Does Palantir have a profitability problem? Possibly. Buzzfeed reports that the company lost $80 million last year on revenue of $420 million. Consulting margins tend to be fairly high, so a loss means that Palantir is “investing” in a lot of unbillable work. It’s hard to say if these “investments” will pay off. Palantir closed another round of funding in December, 2015, so people with more and better information than Buzzfeed obviously think they will, and are backing up their belief with cash.
By the way, you know who has an actual revenue problem? Buzzfeed.
Roger Peng attempts to draw lessons for data scientists from the Buzzfeed story, without questioning its premises.
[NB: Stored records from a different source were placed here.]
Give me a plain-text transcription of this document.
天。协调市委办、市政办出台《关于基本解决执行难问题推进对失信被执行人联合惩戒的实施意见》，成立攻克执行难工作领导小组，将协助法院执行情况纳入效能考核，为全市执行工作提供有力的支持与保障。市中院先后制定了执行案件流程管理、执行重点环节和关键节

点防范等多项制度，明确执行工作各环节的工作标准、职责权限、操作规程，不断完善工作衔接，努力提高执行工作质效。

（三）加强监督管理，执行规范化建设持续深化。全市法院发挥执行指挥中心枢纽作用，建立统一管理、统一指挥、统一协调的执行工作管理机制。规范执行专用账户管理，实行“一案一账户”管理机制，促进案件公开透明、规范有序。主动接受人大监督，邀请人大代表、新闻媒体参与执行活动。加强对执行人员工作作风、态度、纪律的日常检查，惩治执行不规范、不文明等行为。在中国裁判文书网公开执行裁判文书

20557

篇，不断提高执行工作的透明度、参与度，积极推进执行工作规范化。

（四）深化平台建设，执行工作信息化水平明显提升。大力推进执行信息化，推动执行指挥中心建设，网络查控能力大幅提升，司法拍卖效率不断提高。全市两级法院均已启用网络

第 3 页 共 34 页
He should stick to Biostatistics.
— Databricks announces preview of Apache Spark 2.0 on Databricks Community Edition.
— From last week: Reynold Xin explains what’s new in Spark 2.0.
— Dave Ramel summarizes the new features, including faster SQL; consolidation of the Dataset and DataFrame APIs; support for ANSI (2003) SQL; and Structured Streaming, an integrated view of tables and streams.
— Now that Spark 2.0 is in preview, MapR offers Spark 1.6.1.
— Four from Adrian Colyer:
- Parameter-free data mining.
- Time Series classification.
- Dynamic Time Warping for scalable matching and for more accurate classification of time series.
— Richard Williamson explains how to build a streaming prediction engine with Spark, MADlib, Kudu and Impala.
— On the Cloudera Vision blog, Santosh Kumar explains Hive-on-Spark.
— DataStax’ Dani Traphagen explains data processing with Spark and Cassandra.
— In ZDNet, Andrew Brust explains Microsoft’s R strategy, and gets it right.
— For a planted article in Linux.com, Pam Baker interviews IBM’s Mike Breslin, who answer questions nobody is asking about using Spark and Cloudant.
— Joyce Wells recaps a presentation by Booz Allen’s Jair Aguirre, who touts Apache Drill.
— Alex Woodie attends the Apache: Big Data 2016 conference and discovers open source projects.
— In Business Insider, Sam Shead describes FBLearnerFlow, a workbench for machine learning and AI.
— Leslie D’Monte describes some ways companies use machine learning in their operations.
Open Source Announcements
— Google announces release to open source of SyntaxNet, a framework for natural language understanding. Included in the release: an English parser dubbed Parsey McParseface. Journalists respond to the latter like dogs to a squirrel.
— Salesforce donates PredictionIO to Apache.
— Apache Storm announces two new maintenance releases:
— Apache Flink announces Release 1.0.3, with bug fixes and improved documentation.
— Apache Apex pushes a release to resolve a security issue.
— H2O.ai announces new hires with a strong orientation towards visualization, suggesting the company plans to add a more robust user interface to its best-in-class machine learning engine.